Pratt Rock consists of a series of stone carvings on a glacially plucked cliff along Rte. 23, just east of town and overlooking the old Pratt farm. The site is now a town park and open to visitors. You can hike the winding path up the steep slope toward the main carvings. If you tire along the way you can sit upon stone seats thoughtfully carved into the mountain. The main level of carvings displays images and symbols of his life. There are carvings of the hemlock tree, a horse which hauled the bark to the tanneries, a strong arm to do the work and other emblems of the great man’s life. There is a bust of Pratt himself and a poignant carving of his only son who died in the Civil War. Then there is the Pratt burial chamber itself.

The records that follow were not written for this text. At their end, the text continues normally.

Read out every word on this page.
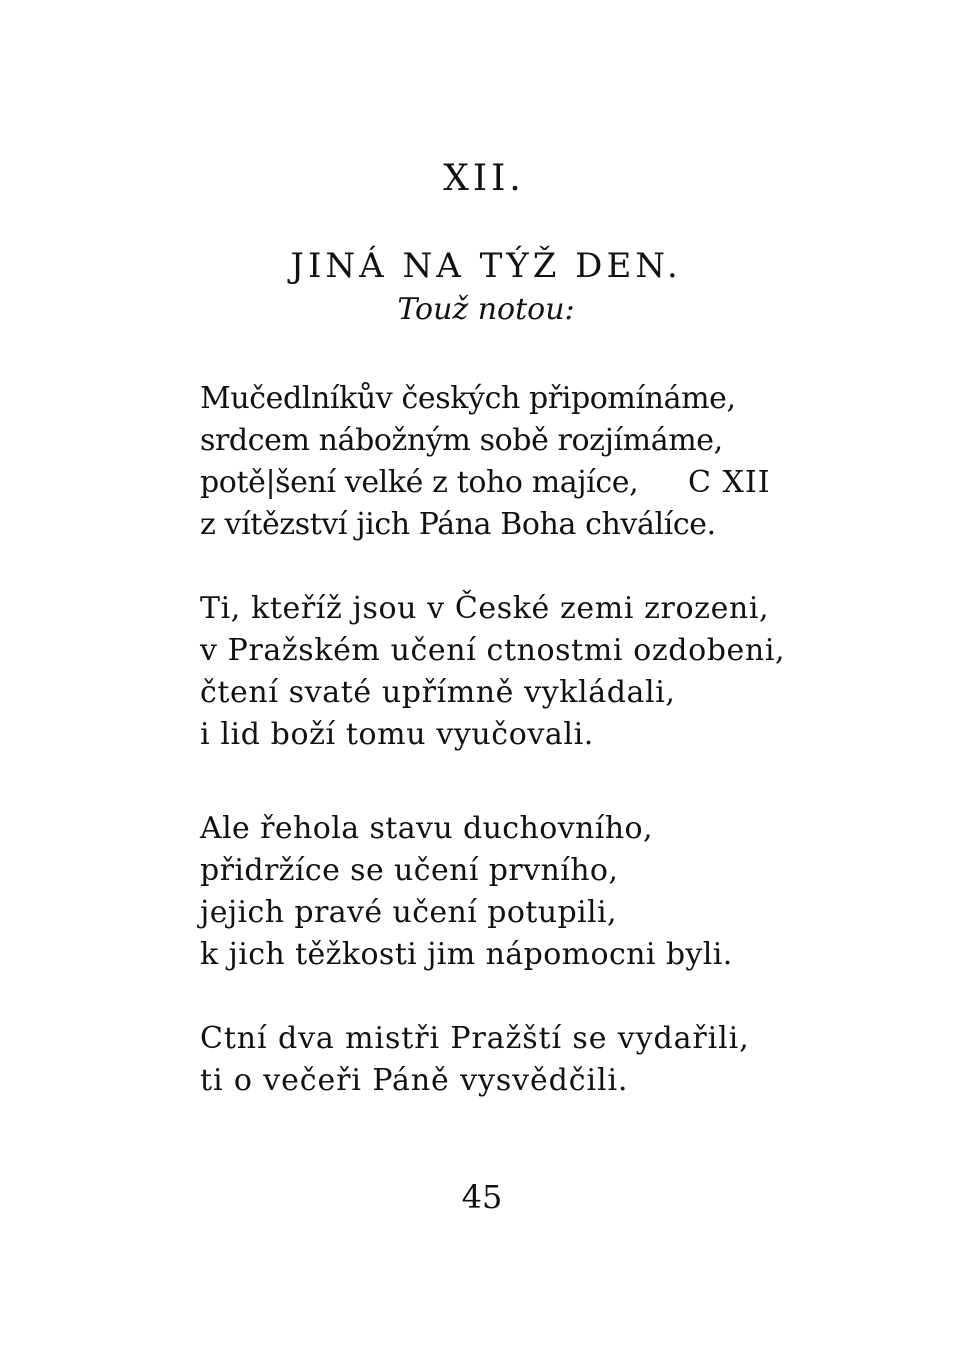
XII.
JINÁ NA TÝŽ DEN.
Touž notou:
Mučedlníkův českých připomínáme,
srdcem nábožným sobě rozjímáme,
potě|šení velké z toho majíce,
z vítězství jich Pána Boha chválíce.
C XII
Ti, kteříž jsou v České zemi zrozeni,
v Pražském učení ctnostmi ozdobeni,
čtení svaté upřímně vykládali,
i lid boží tomu vyučovali.
Ale řehola stavu duchovního,
přidržíce se učení prvního,
jejich pravé učení potupili,
k jich těžkosti jim nápomocni byli.
Ctní dva mistři Pražští se vydařili,
ti o večeři Páně vysvědčili.
45
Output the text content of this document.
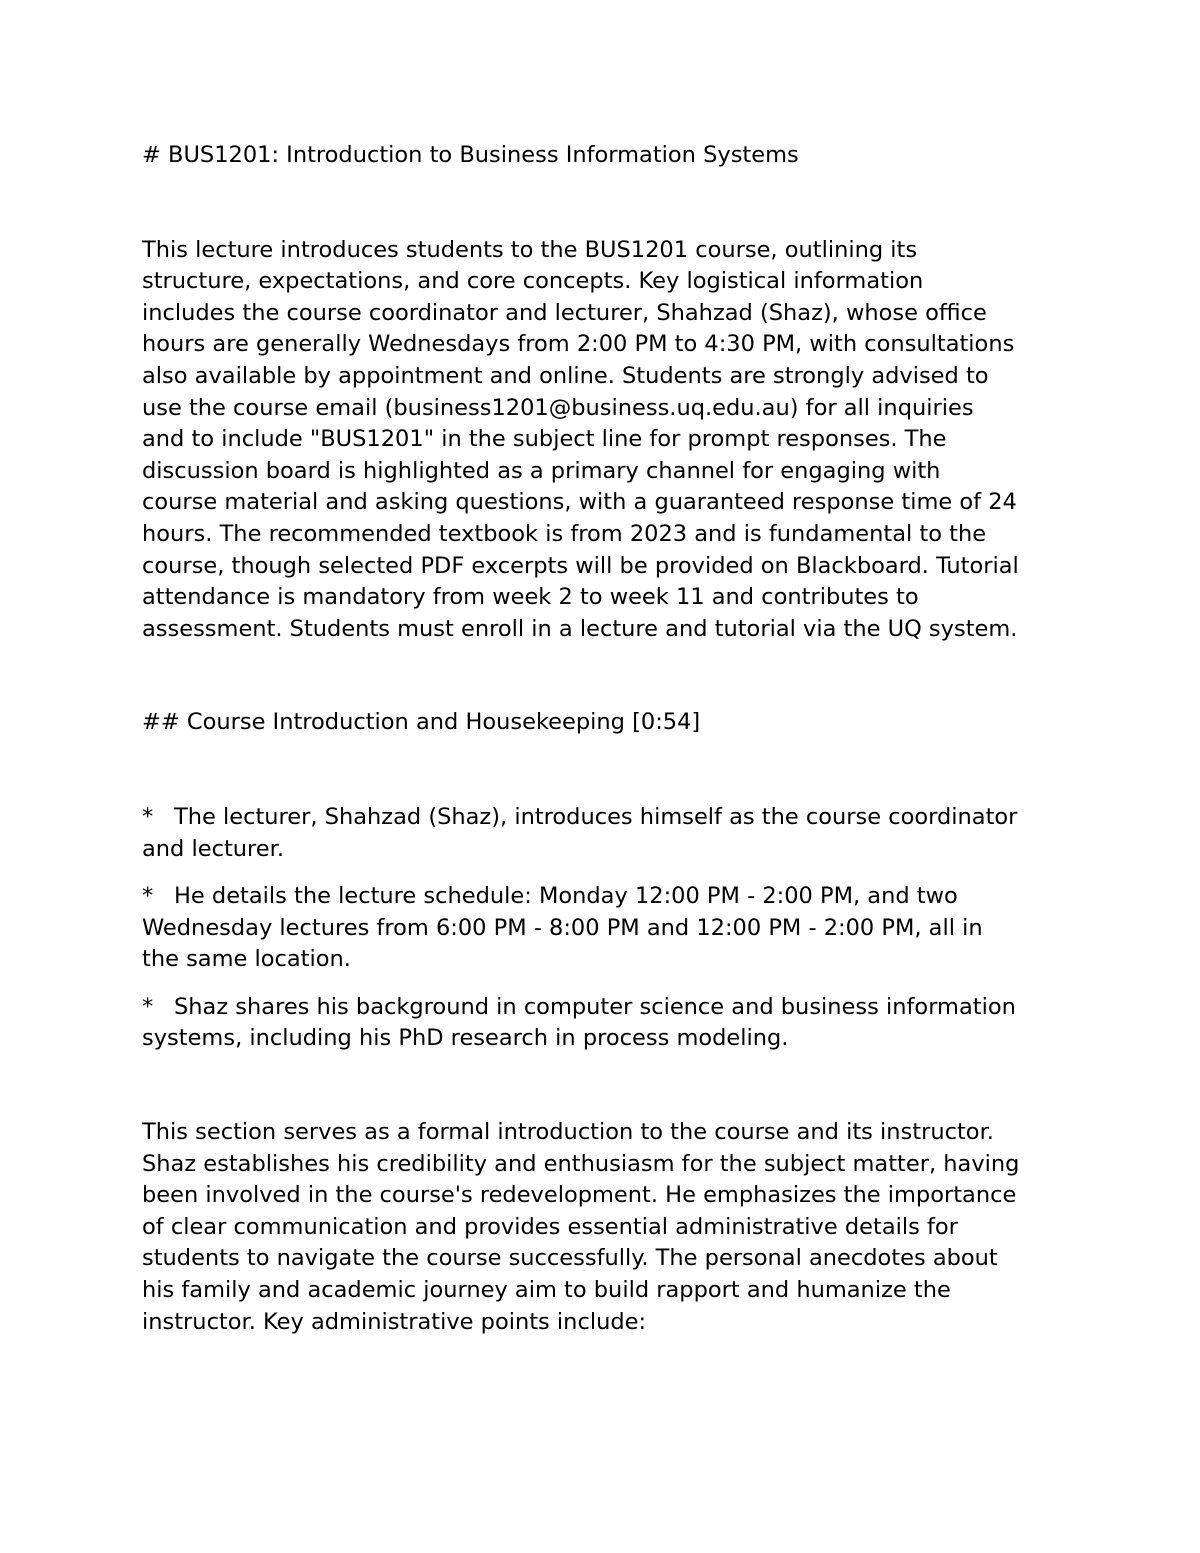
# BUS1201: Introduction to Business Information Systems
This lecture introduces students to the BUS1201 course, outlining its
structure, expectations, and core concepts. Key logistical information
includes the course coordinator and lecturer, Shahzad (Shaz), whose office
hours are generally Wednesdays from 2:00 PM to 4:30 PM, with consultations
also available by appointment and online. Students are strongly advised to
use the course email (business1201@business.uq.edu.au) for all inquiries
and to include "BUS1201" in the subject line for prompt responses. The
discussion board is highlighted as a primary channel for engaging with
course material and asking questions, with a guaranteed response time of 24
hours. The recommended textbook is from 2023 and is fundamental to the
course, though selected PDF excerpts will be provided on Blackboard. Tutorial
attendance is mandatory from week 2 to week 11 and contributes to
assessment. Students must enroll in a lecture and tutorial via the UQ system.
## Course Introduction and Housekeeping [0:54]
* The lecturer, Shahzad (Shaz), introduces himself as the course coordinator
and lecturer.
* He details the lecture schedule: Monday 12:00 PM - 2:00 PM, and two
Wednesday lectures from 6:00 PM - 8:00 PM and 12:00 PM - 2:00 PM, all in
the same location.
* Shaz shares his background in computer science and business information
systems, including his PhD research in process modeling.
This section serves as a formal introduction to the course and its instructor.
Shaz establishes his credibility and enthusiasm for the subject matter, having
been involved in the course's redevelopment. He emphasizes the importance
of clear communication and provides essential administrative details for
students to navigate the course successfully. The personal anecdotes about
his family and academic journey aim to build rapport and humanize the
instructor. Key administrative points include:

Unlike the pharaohs, Pratt was never buried in the grotto carved out for him. One story is that the chamber was unsuitable for burial as it leaked water when it rained. The chamber is still there, and when we looked it over, we found that there may be some truth to that tale, along with a good geological story about Pratt Rock.
Pratt Rock is carved into sedimentary strata from the old Catskill delta. Deposited nearly 400 million years ago, the sediments here record the coastal regions of a delta similar to that of the Mississippi River today. This was once the coastline of the old Catskill Sea. Rivers flowed across this location and poured their waters into the old ocean.
There is a lot of history here. We had little trouble finding bits and pieces of the old Gilboa forest, and we could picture its foliage along the old stream banks. But the most interesting horizons we found were those at the burial chamber itself. The ceiling of the chamber is made up of inclined strata. This horizon of rock formed on the floor of an old stream channel. The beds slope down to the right, which was once one side of a river, and farther along the outcrop they rise up again on the other shore. When we looked at the chamber ceiling, we found a horizon rich in a hash of broken plant remains. This stratum is likely very porous and it’s quite possible that this accounts for the leakage that caused the burial project to be abandoned. The pharaohs of arid Egypt faced no such problem.
And so, this is one of the many ironies of geology. The great Zadock Pratt is buried in a nearby graveyard with all the other common folk of old Prattsville. That may be because about 375 million years ago some small river made a wrong turn. It’s not Pratt buried in Pratt’s tomb, but the sands of an ancient river!